Saturday, December 23, 2006

'Tis the Season

'Tis the Season for Illness

In the days right before final exams, I was conquered by a cold bug. When you have to know pretty much everything about Christian thought and culture to the year 1500, you don't want to be sneezing and blowing your nose. But I survived and hopefully I fared well on the exams.


I spent last weekend in Calgary with my cousin Shandi and her tiny toddler Sebastian. He has everyone wrapped around his finger and he knows it. I just can't help it - I love him so much. Unfortunately, Sebastian was sick.


Sebastian's dad is Filippino so on Sunday, Shandi and I went to a Christmas party for the culture society of the Pangasinan province of the Philippines. Shandi and I stuck out a little because we are not Filippino. I felt a little more conspicuous since I am not part of their closeknit community. We were listening to overly loud Christmas music, looking in curiousity at the half dozen clowns making balloon animals and eating cold hot dogs, when Sebastian threw up. So we went home.

Baby brother Grant picked me up and took me to the Hat. When I arrived, I found out that Sebastian was learning to share. In fact, he had shared his illness with me. Isn't giving what the holidays are all about?

'Tis the Season for Coming Home

I feel like a little kid again as I anticipate my second post-Taiwan Christmas. Advent has been an extra long season for me this year. I've been attending Christmas parties since the start of December and practicing Christmas carols with a choir since mid-November. For the last month in my Greek class, we've been translating Matthew 1 and Luke 1,2. I have been immersed in Christmas. I have been overwhelmed by the Incarnation.

This is year will be the first Christmas away from home for an Australian friend of mine at Regent. He shared with me an interesting thought on Christmas. We think of family and coming home, but in way, that's the opposite of what happened that first Christmas.

Jesus didn't come home; he left. He came to earth. He left his father. He took on skin. Even Mary and Joseph were away from home; they weren't in Nazareth and they had no place to stay. Christmas stunk of animals not cinnamon and evergreen branches. It wasn't comfortable and it wasn't home.

Home on the prairies, I don't want to think about exile and foreignness. I'm too busy enjoying family and home, a sense of belonging. Images of the last few days of homecoming run through my mind. Shandi and I laughing at Mike's bedhead. Sebastian's pitiful face before he blew chunks. Nana's bright smile with her new teeth. Poppa's hugs that always smart a little because of the pens in his shirt pocket. Grant wearing a mid-80s brown pinstripe suit to a hockey game. Gregg almost plowing into a herd of deer on our way home from that same hockey game. The parents happy faces because all their children will be home. Grandma Irene delivering the mail. Silly small things. But this is home.

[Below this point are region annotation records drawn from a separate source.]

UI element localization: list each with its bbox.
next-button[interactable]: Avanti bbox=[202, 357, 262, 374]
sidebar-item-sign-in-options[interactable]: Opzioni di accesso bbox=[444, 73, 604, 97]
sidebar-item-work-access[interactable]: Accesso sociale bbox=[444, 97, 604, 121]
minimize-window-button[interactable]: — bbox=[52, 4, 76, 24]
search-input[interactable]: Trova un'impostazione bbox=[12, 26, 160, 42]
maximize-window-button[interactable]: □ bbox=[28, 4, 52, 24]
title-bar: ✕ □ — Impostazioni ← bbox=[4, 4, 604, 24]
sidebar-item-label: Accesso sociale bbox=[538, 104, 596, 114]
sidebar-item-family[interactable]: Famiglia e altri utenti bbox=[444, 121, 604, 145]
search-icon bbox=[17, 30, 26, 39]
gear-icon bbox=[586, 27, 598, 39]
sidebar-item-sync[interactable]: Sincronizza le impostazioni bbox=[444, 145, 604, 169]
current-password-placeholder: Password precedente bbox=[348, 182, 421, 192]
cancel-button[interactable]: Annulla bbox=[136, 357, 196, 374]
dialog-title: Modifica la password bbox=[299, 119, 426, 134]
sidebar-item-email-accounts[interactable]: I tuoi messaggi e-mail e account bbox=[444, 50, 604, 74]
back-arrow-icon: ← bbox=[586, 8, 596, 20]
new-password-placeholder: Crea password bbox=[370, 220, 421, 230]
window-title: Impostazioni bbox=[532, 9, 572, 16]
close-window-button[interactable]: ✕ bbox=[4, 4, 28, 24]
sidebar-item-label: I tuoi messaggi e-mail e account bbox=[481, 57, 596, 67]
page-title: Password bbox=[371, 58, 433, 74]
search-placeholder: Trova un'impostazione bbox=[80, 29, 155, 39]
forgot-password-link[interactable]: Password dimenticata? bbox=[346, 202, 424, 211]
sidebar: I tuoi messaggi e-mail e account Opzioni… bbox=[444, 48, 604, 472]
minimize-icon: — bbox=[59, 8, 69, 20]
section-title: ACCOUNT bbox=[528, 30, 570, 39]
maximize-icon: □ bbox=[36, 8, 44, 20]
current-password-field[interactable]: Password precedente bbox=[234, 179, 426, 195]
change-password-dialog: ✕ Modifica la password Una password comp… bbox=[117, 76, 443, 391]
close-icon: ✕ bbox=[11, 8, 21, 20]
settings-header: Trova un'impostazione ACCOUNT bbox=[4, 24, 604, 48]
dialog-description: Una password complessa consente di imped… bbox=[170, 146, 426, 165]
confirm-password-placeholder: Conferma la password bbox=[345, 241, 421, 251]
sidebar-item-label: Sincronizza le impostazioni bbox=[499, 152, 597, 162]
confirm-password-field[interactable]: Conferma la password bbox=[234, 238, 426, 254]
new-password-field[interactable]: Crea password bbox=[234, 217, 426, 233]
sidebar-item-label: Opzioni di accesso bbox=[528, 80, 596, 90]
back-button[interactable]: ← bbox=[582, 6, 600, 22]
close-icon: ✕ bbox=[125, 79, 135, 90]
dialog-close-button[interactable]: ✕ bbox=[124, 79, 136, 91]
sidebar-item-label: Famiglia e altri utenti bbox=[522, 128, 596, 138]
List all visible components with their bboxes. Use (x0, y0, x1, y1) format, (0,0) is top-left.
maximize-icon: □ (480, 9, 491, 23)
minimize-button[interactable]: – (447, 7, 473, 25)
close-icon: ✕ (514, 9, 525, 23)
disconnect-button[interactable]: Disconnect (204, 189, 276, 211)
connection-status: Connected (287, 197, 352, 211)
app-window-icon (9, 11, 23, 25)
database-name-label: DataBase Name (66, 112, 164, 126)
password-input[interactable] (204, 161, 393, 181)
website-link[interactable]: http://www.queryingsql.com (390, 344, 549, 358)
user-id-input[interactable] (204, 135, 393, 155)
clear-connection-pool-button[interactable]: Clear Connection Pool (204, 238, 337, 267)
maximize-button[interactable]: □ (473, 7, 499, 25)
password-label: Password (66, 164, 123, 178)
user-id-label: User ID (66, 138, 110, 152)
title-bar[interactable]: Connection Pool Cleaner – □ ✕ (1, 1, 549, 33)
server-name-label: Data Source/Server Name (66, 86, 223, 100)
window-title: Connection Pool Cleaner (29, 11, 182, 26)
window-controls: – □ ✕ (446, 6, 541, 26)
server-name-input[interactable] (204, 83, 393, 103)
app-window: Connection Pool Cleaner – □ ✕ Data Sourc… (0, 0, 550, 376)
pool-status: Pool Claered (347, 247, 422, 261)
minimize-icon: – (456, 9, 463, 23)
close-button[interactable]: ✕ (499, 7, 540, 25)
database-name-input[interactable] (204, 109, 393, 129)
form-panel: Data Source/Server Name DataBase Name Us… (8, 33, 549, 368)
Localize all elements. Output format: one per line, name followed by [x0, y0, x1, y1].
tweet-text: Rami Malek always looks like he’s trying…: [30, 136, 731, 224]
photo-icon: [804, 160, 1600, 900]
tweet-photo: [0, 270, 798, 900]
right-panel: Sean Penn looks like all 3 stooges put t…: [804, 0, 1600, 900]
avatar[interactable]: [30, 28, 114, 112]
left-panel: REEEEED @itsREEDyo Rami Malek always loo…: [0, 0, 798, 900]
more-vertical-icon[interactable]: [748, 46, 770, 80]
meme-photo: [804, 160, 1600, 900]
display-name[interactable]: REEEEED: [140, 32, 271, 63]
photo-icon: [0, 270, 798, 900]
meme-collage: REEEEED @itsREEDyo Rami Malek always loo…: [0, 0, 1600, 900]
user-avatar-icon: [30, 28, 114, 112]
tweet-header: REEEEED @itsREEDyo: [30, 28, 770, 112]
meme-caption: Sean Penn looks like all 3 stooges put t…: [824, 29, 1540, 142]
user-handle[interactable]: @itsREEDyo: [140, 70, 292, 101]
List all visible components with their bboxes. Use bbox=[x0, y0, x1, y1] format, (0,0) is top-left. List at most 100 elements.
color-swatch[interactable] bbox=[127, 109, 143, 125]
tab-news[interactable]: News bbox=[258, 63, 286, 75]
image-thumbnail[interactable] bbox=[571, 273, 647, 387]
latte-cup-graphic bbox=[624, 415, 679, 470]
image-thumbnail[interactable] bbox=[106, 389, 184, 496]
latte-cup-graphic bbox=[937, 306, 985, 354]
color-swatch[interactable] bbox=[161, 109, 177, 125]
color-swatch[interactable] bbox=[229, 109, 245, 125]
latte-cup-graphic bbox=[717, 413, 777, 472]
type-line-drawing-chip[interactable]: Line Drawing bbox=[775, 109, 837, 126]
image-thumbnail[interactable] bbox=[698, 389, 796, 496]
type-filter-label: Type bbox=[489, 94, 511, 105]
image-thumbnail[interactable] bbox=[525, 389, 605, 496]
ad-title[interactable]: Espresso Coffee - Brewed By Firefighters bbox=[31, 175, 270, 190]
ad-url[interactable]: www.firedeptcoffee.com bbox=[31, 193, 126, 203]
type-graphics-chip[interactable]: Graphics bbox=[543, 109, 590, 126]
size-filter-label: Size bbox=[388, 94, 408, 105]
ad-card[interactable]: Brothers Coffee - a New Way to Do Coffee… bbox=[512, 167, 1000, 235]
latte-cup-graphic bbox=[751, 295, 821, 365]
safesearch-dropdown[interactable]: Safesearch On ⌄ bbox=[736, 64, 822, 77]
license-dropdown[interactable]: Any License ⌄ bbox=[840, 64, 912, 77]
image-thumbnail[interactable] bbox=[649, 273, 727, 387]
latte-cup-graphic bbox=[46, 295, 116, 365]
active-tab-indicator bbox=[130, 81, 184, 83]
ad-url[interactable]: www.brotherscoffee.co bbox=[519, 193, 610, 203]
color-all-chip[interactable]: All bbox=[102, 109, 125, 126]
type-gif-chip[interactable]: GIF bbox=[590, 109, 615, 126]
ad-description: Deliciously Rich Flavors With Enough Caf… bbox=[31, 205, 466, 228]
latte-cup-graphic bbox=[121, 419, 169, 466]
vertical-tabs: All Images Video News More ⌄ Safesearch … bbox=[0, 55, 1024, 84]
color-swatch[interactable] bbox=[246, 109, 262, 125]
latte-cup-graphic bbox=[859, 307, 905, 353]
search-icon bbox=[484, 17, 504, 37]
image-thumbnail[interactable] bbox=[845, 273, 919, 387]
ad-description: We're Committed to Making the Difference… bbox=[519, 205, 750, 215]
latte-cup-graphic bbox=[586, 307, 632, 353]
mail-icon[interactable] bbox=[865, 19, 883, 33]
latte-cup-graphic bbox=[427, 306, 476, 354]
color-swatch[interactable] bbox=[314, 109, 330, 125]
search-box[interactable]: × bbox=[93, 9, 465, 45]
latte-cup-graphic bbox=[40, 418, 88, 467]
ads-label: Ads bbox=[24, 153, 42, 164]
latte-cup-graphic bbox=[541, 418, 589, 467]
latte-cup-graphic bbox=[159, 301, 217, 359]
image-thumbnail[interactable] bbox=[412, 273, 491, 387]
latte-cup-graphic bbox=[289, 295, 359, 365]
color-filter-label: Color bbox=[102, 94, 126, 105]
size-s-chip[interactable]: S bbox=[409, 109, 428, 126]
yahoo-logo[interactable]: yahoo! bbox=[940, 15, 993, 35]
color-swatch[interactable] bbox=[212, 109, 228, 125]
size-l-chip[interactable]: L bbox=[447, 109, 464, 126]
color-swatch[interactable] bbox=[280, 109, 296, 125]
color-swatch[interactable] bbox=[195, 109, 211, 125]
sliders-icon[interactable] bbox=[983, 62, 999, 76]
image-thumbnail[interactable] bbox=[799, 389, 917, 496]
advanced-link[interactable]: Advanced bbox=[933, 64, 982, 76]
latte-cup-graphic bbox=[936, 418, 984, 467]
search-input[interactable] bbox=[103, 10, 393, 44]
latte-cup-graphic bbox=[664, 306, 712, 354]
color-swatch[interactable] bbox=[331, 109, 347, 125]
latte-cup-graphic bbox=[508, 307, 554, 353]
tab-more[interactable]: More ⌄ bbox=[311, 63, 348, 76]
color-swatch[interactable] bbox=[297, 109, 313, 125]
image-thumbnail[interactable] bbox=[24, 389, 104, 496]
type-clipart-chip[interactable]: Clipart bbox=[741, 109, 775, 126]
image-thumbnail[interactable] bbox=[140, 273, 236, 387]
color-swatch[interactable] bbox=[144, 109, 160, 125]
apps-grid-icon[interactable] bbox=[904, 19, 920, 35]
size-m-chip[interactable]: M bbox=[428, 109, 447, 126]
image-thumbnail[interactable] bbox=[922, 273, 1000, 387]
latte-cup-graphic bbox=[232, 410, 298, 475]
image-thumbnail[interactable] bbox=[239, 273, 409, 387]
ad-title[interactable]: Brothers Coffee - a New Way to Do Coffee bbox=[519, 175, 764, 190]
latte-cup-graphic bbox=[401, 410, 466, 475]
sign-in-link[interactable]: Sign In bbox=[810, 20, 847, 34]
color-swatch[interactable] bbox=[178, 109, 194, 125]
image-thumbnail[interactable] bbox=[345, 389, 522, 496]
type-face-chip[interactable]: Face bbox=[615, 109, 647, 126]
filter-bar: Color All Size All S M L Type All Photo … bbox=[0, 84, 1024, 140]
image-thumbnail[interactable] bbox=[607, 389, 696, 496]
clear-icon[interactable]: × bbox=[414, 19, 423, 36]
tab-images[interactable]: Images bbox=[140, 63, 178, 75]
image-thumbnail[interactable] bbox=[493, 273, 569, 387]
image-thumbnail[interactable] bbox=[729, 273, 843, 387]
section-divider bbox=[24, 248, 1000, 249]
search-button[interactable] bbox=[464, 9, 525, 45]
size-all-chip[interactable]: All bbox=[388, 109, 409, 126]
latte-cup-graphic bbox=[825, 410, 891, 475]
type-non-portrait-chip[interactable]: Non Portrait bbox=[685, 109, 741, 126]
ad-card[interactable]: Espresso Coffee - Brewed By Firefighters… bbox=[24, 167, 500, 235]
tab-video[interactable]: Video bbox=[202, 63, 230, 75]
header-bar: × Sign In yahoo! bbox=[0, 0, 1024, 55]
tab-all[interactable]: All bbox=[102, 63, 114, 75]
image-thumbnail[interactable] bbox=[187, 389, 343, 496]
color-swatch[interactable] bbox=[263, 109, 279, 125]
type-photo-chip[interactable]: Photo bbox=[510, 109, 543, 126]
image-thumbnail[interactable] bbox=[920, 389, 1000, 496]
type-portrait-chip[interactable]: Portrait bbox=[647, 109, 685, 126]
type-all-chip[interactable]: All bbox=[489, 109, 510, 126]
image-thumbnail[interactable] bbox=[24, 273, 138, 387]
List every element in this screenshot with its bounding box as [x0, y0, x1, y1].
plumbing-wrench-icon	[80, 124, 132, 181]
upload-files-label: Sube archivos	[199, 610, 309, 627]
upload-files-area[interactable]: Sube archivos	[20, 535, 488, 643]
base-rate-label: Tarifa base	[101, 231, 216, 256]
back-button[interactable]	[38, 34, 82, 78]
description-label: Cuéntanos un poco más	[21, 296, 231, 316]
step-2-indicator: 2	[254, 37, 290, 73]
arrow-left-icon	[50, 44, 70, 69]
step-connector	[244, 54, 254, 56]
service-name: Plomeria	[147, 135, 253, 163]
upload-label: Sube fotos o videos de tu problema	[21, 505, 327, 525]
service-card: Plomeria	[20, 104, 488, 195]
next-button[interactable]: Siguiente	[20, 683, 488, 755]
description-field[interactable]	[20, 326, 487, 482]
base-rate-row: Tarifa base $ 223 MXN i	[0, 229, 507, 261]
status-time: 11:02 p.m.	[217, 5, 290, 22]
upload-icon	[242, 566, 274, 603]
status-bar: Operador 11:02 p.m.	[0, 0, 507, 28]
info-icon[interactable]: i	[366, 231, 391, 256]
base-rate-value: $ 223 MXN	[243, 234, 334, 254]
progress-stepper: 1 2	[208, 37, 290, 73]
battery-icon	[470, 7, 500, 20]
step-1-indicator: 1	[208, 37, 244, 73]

Augustine of Hippo said, "Our hearts were made for You, O Lord, and they are restless until they rest in you." Maybe we could say "they are homeless until they find their home in you." The Incarnation makes it possible for us to find our true home, our home in God.

3 comments:

Sarah Gingrich said...

Sooo true. This Christmas has been harder on me; being the second one away from family, friends, and american culture (a.k.a. strongly perfumed grandma stuffing me full of lefse and cookies, eating till I burst, marveling at what a mix extended family can be, playing cards and board games until the wee hours, watching the Charlie Brown Christmas...) But what you said is definetely true; and maybe it's a special thing to be able to identify with the exile nature of the first Christmas. Blessings Jen as you revel in familial comforts!
Love, Sarah

Asylum said...

Well said Jen. I've said it before and I'll say it again: you're an awesome writer!

K, all love, joy, and happiness to you as you celebrate Chrsit's birth and all the adventures, accomplishments, and even follies of 2006.

Love ya :) xoxo

ps. let's do tea in 2007!

Anonymous said...

hey jen... this is Ryan Olszewski. My mom said she talked to your mom the other day and that you are in Vancouver. I used to work at A&B Sound downtown, and at a recording studio, but now I'm doing construction. Still playing in my band Mud River. Ummmm...yeah. I don't know what to say. Hello!